Cimetière communal
Ornements & symbolique funéraire
En cette période de l’année, les zombies, les citrouilles et les squelettes sont mis à l’honneur (NDLR Halloween) ! puis suivront les fêtes de la Toussaint le 1er novembre et celle des Morts le 2 novembre.
Une fois n’est pas coutume, mettons à l’honneur notre cimetière, les tailleurs de pierre, les artisans, les marbriers qui y ont travaillé.
Au premier regard, toutes les tombes paraissent semblables.
Cependant, chacune d’elles se distingue par son monument funéraire (granit, marbre, pierre ou autres matériaux). Les formes et les modèles de monuments sont très variés.
Les sépultures représentent la mort, mais elles font partie de la Vie et de notre patrimoine.
Lorsque vous déambulez dans la partie la plus ancienne du cimetière, les pierres sont ornées de symboles.
Je vous propose de mettre en lumière certains de ces ornements, avant que le « relevage des tombes » fasse disparaître cette mémoire du temps.
"Les mains unies" ou "L'alliance"
L’alliance est le terme des marbriers pour désigner deux mains entrelacées dont la main supérieure est généralement celle d’une femme à l’annulaire présentant une alliance.
Cette alliance donne l’affirmation d’un attachement, il symbolise donc le fait que la mort ne rompt pas les liens du mariage et la certitude que le couple se recomposera avec la mort du survivant (signe d’un mariage solide et rempli d’amour).
L’alliance peut être confondue avec les mains unies qui expriment la concorde, la solidarité et la fraternité.
Sur cette stèle, les mains sont accompagnées d’une rose ouverte et de ses deux boutons, symbolisant l’amour vivant et de l’épitaphe « Notre dernier adieu ».
"Le sablier ailé"
Focus sur le « sablier ailé » : parfois soutenu par des anges, ou être au coeur d’une guirlande de fleurs, le sablier volant représente la fugacité du temps. Il est le symbole du temps qui s’écoule inexorablement et qu’on ne peut arrêter.

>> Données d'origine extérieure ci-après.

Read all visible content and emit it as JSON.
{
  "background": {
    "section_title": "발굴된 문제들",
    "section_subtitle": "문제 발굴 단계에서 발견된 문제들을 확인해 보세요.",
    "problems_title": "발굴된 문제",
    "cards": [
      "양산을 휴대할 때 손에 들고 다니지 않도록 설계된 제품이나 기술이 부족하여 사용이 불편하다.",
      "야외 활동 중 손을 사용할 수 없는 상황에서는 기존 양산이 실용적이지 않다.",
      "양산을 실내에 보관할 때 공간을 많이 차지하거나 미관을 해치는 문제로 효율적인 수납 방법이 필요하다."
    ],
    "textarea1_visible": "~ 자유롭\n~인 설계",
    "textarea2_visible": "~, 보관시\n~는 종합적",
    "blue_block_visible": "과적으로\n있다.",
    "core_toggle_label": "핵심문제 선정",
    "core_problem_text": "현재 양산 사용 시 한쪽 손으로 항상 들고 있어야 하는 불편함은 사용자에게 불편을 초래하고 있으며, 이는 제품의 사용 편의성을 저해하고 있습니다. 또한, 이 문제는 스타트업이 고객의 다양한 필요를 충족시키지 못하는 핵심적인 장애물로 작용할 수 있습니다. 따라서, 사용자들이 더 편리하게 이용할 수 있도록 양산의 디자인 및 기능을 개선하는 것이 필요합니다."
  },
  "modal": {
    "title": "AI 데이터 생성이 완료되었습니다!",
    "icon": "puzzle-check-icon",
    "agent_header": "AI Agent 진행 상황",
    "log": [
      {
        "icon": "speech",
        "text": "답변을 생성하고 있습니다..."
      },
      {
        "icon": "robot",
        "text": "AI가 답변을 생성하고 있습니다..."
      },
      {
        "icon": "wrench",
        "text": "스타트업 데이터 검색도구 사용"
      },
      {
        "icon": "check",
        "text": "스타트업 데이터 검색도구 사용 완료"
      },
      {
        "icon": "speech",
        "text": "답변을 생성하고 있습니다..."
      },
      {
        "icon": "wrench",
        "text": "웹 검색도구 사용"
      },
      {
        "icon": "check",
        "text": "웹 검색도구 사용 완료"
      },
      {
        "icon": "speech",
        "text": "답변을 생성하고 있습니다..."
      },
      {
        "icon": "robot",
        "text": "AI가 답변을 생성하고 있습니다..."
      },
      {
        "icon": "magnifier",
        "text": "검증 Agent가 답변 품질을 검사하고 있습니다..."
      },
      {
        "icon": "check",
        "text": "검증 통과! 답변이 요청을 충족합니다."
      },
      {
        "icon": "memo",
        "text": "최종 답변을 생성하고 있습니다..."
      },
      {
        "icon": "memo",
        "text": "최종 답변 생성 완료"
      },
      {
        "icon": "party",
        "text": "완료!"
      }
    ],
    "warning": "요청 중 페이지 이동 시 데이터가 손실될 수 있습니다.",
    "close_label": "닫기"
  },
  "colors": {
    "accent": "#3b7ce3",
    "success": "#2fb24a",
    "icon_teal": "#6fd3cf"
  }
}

Les ailes, qui peuvent être de colombe ou d’ange, tous deux messagers de Dieu, comme si l’instrument de la mesure du temps devenait, avec le décès, l’âme que la colombe ou l’ange va acheminer au ciel, ou de chauve-souris, le mammifère qui vole dans la Nuit, dans la Mort et donnent une dimension cultuelle au seul sablier qui relève du domaine profane.
Elles s’élèvent vers Dieu, seul maître de la mesure du temps et de la destinée des Hommes, tout comme elles élèvent l’âme du défunt vers lui.
Plus positivement, le sablier volant peut également induire une forme de résurrection ou signifier une nouvelle vie qui démarre grâce à sa réversibilité.
Particularité des sabliers renversés sur le côté, ils indiquent que le temps s’est arrêté pour le défunt, par exemple pour une mort accidentelle.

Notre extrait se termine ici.